Review: Little Ghost's Summerween - Maggie Edkins Willis


Review: Little Ghost's Summerween - Maggie Edkins Willis - April 2026
Little Ghost has attended his very first birthday party and decides he wants one of his own. His friend Anya gives him the most beautifully simple advice: the party should celebrate what Little Ghost loves most. And of course, what Little Ghost loves most is Halloween - bats, black cats, candy corn, pumpkins, the whole gloriously spooky lot. The small snag? It's the middle of summer.
What unfolds is a genuinely delightful little story about identity, creativity, and the joy of refusing to be boxed in by expectations. Maggie Edkins Willis has a wonderful instinct for the interior logic of childhood like of course you can have Halloween in summer. Why wouldn't you? The solution Little Ghost lands on (a "Summerween" party) is exactly the kind of lateral thinking that picture books do best: it validates kids who feel like they don't quite fit the calendar of normal celebrations.
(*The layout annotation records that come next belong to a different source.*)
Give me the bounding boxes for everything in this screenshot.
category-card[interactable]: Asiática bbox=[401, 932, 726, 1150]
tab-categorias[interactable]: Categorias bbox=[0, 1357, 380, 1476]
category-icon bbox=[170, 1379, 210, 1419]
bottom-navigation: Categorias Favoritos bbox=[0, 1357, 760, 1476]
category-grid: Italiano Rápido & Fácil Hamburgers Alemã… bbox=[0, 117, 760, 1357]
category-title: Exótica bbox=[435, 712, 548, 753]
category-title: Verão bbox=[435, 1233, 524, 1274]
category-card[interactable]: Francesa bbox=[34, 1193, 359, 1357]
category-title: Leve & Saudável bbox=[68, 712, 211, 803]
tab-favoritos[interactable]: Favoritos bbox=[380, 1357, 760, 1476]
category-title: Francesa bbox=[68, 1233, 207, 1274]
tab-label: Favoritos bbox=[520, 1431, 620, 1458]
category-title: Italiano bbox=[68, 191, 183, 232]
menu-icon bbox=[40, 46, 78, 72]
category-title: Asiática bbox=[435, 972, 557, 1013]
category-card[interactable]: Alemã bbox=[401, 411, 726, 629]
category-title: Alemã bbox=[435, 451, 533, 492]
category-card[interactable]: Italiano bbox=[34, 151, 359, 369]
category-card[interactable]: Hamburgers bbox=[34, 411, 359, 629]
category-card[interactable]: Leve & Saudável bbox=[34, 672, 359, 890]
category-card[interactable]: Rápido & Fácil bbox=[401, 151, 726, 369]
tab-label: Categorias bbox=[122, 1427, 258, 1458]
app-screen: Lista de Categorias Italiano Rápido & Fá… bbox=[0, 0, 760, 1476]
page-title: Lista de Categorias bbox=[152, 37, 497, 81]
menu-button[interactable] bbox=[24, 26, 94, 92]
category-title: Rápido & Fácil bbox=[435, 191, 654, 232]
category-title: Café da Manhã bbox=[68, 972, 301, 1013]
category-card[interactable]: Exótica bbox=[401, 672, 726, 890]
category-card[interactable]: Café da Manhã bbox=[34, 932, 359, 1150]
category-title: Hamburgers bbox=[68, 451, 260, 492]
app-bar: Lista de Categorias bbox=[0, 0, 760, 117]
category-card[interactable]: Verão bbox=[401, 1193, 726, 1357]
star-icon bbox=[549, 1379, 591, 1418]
The illustrations are where this book truly shines. The art is soft, warm, and wonderfully atmospheric , she somehow makes a ghost in sunlight feel just as cosy as a ghost by candlelight. The visual contrast between summer brightness and Halloween's signature palette is handled with real skill and makes every page a small pleasure to linger on.
If I have one quibble, it's that the emotional arc resolves a little quickly. A beat or two of genuine doubt for Little Ghost would have made the triumph feel even sweeter. But for the picture book format and its intended audience, the pacing works just fine.
Reading this genuinely made me think about my own upcoming birthday , am I planning something that actually reflects me, or just defaulting to what birthdays are "supposed" to look like? Little Ghost would say: throw the Summerween. I think he's right.
A sweet, visually lovely read for anyone who's ever felt like their favourite things don't fit the season.